Summer Stories | September 12, 2021
The Passion of Don Julio
by Robert Oates
Edward S. Curtis from “Portraits from North American Indian Life”
When I was a young man newly married, I came to Mexico City. I took an apartment in a building in the old quarter. I had a friend there, an older gentleman of means. He always wore suits of white linen and his hat was a fedora of straw. His name was Don Julio.
Don Julio was a guitarist of considerable virtuosity and well known in the city those days. Even when modern materials came into fashion, the strings of his guitar were of gut.
Twenty five years before, he had been in love with a woman in my building, the beautiful Carlotta. She was a widow and had a bird, a toucan which lived in a cage by the window. Each afternoon at two, he would come to her apartment and the sound of their love making could be heard on our floor.
After many years, the toucan began to mimic the sounds that it heard every afternoon, until all other sounds were forgotten. From its cage by the window, the bird would perform the passion of Don Julio and the beautiful Carlotta for the street below. Boys would tuck their soccer balls under their arms and stare up at the window, mouths agape. Their grandmothers would make the sign of the cross and hurry along. Don Gildardo would make excuses to linger out front of his shop and indulge himself in reverie. He soon had to go back inside.

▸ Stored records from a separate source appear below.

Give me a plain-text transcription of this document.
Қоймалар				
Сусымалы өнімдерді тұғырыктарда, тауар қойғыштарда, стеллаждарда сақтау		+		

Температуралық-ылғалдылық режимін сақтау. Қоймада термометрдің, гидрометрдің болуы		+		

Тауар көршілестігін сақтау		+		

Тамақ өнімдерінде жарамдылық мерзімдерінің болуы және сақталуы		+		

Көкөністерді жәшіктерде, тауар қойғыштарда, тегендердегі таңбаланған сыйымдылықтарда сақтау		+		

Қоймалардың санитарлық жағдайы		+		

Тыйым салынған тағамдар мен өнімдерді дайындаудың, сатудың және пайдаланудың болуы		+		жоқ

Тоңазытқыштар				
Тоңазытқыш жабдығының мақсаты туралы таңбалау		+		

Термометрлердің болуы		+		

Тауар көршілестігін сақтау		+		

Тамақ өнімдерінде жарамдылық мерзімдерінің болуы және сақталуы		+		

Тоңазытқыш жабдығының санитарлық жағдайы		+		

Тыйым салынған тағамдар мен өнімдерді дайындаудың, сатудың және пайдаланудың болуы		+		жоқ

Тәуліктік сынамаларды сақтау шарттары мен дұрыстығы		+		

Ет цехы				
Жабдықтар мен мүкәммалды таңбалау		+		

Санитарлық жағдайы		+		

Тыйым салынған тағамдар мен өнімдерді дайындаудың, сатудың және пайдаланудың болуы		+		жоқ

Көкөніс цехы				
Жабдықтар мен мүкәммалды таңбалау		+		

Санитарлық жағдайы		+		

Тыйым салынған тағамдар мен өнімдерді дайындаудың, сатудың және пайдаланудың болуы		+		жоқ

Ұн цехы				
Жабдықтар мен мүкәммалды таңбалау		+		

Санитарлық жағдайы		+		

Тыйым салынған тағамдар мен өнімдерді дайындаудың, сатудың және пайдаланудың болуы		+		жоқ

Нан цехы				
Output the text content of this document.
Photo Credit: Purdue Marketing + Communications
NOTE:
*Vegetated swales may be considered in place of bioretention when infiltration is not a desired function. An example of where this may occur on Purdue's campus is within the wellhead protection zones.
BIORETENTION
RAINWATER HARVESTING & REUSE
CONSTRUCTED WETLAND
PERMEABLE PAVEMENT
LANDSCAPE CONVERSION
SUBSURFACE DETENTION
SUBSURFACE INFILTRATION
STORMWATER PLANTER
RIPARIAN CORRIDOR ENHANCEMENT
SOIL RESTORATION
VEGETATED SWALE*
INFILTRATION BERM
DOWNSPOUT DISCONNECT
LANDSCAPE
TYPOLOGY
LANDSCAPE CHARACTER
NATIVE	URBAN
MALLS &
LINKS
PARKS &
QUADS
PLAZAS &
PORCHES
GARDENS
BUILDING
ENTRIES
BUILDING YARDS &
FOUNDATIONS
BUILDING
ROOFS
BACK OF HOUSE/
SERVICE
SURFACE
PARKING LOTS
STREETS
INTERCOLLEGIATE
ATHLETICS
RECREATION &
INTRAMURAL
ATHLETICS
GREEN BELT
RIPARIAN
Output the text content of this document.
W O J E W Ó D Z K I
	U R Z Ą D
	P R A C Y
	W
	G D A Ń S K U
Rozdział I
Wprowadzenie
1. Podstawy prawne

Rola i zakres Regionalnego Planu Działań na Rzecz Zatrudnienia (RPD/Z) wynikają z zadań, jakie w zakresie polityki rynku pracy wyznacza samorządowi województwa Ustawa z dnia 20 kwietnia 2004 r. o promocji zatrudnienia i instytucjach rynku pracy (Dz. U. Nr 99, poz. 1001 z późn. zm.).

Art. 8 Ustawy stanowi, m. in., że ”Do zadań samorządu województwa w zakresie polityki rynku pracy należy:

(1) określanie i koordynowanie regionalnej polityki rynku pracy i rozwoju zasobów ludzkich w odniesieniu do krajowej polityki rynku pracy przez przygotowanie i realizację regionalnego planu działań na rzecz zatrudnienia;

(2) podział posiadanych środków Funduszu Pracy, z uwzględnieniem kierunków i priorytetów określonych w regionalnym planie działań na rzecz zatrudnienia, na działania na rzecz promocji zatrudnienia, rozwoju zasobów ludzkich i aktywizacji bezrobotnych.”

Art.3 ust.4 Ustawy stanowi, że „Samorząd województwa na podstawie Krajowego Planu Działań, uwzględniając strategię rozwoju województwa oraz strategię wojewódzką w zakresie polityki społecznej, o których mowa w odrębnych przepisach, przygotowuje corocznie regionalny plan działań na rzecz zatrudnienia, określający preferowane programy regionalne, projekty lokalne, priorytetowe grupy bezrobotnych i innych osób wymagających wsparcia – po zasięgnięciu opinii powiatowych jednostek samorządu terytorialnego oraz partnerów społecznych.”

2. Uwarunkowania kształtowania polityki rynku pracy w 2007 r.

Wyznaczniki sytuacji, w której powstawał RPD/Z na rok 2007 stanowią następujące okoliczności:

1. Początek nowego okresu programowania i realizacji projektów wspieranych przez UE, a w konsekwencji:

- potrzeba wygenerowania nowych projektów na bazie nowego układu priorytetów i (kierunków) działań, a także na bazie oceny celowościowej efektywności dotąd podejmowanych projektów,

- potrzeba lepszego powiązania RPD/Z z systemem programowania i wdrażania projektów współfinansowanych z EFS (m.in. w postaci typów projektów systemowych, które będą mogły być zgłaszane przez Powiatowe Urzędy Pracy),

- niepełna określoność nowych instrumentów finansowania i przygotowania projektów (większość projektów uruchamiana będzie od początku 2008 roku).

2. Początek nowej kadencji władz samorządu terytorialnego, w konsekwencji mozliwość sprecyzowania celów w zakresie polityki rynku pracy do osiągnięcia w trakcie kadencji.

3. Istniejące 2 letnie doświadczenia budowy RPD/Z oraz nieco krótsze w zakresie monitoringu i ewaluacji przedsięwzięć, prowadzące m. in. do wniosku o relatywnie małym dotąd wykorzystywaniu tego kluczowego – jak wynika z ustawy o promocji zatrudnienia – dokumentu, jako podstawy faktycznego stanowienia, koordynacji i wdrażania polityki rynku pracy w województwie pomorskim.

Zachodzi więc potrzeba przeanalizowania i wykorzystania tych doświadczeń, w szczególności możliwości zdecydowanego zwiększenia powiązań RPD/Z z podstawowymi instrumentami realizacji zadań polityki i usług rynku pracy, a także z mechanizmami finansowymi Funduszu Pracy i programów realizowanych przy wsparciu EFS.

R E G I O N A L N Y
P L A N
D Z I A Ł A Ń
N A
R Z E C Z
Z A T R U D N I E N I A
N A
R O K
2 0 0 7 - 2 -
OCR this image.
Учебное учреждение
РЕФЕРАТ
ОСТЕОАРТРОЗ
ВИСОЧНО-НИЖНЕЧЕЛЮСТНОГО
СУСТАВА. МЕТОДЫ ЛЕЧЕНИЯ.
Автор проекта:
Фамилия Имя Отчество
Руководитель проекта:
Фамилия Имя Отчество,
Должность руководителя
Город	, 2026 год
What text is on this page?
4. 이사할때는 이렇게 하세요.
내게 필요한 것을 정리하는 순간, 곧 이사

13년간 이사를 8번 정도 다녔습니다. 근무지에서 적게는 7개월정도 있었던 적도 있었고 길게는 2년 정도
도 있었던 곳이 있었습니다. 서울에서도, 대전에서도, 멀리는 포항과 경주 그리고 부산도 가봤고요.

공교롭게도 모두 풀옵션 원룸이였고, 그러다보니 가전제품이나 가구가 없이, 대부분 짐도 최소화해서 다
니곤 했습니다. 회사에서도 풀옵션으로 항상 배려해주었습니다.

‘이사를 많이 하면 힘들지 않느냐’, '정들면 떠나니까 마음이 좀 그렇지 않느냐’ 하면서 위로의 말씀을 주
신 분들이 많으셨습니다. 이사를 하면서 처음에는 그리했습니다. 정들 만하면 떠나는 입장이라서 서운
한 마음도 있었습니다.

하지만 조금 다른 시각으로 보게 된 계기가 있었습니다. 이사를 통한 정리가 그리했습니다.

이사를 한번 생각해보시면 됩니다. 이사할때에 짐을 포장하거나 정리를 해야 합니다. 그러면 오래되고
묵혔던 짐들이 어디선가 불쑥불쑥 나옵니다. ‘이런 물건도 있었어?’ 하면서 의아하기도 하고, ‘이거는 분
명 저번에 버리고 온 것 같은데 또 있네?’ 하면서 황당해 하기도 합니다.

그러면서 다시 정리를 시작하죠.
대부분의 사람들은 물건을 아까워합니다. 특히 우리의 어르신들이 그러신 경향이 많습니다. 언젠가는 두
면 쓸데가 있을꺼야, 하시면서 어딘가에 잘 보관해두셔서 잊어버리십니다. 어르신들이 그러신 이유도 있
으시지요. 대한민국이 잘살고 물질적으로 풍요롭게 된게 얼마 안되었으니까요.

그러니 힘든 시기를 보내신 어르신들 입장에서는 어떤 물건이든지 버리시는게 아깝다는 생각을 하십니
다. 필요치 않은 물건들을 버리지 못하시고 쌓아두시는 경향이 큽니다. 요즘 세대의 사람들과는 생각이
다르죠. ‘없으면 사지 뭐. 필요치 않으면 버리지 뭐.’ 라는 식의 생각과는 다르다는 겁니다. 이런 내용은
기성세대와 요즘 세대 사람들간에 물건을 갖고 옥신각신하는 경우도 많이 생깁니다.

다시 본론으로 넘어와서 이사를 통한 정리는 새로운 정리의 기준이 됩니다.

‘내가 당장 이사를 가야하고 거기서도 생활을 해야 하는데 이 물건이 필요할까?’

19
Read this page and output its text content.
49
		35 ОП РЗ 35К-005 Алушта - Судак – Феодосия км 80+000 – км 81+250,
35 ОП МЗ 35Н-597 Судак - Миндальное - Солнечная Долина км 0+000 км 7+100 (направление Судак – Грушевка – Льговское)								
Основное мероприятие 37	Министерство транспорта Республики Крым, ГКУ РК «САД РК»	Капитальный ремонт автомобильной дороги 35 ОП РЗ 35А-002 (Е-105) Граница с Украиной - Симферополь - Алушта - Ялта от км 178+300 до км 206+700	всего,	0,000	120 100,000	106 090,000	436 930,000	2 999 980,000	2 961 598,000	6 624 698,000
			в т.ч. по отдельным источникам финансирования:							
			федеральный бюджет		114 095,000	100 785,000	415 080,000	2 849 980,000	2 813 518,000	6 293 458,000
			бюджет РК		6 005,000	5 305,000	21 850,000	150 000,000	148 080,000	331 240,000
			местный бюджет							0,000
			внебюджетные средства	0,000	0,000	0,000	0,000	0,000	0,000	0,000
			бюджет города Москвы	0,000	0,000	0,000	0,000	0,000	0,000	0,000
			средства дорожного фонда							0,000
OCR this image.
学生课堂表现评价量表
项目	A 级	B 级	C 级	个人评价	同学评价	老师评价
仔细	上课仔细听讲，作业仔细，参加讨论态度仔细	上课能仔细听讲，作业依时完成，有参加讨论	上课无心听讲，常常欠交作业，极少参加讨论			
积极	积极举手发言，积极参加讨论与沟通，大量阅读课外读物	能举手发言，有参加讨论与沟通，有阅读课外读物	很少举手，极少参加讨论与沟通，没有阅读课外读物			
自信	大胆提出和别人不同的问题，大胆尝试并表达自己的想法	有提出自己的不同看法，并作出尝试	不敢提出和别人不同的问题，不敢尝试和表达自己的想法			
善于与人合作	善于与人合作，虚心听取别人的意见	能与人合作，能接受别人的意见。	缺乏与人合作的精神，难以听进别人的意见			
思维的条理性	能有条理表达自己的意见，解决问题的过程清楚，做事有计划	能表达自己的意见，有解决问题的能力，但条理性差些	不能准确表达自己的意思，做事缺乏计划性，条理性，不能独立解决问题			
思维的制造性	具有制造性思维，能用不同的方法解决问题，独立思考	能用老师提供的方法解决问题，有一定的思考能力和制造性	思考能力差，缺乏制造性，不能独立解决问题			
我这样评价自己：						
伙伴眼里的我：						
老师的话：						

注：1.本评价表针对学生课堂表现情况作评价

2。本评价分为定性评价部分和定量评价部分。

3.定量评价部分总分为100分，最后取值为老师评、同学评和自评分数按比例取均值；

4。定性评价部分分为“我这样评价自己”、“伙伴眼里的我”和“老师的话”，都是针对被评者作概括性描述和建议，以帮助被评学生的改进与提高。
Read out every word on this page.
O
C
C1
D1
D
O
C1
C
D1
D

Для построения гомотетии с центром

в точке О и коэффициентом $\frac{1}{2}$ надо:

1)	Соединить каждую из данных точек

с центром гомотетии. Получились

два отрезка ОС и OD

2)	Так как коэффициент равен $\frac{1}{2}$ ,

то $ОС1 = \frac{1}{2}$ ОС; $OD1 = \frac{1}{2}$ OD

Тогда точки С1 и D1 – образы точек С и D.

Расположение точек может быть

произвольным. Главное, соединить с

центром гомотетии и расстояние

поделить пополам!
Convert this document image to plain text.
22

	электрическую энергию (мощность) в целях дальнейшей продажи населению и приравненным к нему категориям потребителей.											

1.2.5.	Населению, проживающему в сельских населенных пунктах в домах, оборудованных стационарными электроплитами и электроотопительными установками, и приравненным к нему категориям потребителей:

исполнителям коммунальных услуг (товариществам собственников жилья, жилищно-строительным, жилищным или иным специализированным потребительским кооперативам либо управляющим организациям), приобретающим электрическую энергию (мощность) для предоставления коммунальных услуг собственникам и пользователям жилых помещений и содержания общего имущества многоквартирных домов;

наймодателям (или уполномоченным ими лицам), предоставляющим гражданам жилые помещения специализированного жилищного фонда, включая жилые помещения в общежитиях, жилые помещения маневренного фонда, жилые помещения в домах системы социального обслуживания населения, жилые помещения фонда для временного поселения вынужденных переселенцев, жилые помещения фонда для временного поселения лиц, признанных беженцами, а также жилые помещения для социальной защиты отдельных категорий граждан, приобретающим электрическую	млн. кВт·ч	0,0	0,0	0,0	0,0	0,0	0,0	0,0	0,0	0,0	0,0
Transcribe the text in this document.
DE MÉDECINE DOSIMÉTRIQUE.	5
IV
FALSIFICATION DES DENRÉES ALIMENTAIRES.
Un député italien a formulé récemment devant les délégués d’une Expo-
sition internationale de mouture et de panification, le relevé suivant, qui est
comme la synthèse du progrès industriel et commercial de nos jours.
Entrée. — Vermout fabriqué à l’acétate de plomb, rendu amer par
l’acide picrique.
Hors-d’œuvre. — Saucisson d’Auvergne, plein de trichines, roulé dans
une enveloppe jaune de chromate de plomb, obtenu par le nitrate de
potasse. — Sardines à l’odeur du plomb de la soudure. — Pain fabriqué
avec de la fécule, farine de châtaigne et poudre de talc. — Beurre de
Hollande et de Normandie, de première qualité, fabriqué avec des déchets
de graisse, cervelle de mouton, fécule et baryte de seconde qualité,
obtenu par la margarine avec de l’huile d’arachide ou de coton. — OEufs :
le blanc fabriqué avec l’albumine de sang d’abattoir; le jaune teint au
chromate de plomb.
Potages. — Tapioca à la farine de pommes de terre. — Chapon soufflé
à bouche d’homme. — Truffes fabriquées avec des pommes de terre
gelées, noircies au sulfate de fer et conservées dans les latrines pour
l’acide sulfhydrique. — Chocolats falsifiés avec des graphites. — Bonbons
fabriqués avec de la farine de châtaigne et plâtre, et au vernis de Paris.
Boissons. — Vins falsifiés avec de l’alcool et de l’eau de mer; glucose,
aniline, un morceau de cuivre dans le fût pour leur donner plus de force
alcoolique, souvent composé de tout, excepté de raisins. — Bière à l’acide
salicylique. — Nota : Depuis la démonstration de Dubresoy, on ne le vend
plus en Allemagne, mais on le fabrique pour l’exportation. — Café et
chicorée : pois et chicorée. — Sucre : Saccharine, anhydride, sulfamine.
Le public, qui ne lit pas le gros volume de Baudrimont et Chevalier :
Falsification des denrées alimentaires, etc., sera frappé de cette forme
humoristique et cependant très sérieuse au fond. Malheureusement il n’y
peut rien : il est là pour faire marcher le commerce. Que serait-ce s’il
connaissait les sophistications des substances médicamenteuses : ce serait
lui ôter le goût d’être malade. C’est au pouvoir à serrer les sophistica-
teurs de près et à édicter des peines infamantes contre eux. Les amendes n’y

One afternoon at two, Don Julio stepped onto our street. It so happened that the toucan was performing. Don Julio stopped, his eyes slowly reaching the window above our street. He did not recognize his own voice in the animal’s cacophony as it wafted down. But the voice of the beautiful Carlotta was as the very music of his soul, and unmistakable. The straw fedora fell away. He mopped his brow with red silk from his breast pocket. He pulled his guitar from its case, for he was never without it. And he played as never before, and he sang, so sad and beautiful that the bird fell silent. And then, when he was finished he took his pistol from his waistband, for he was never without it. He placed the gun to his temple and he was no more. Ever after the toucan sang only the passion of my friend Don Julio. Always, the song ended with the perfect crack of the gun.
The beautiful Carlotta wept and wept. But she could never bring herself to place the white linen cover over the cage. The carpets on our floor were always soggy with her tears. After many years the water seeped into the foundation and the building was condemned and we had to move away.
Robert Oates is a musician from California.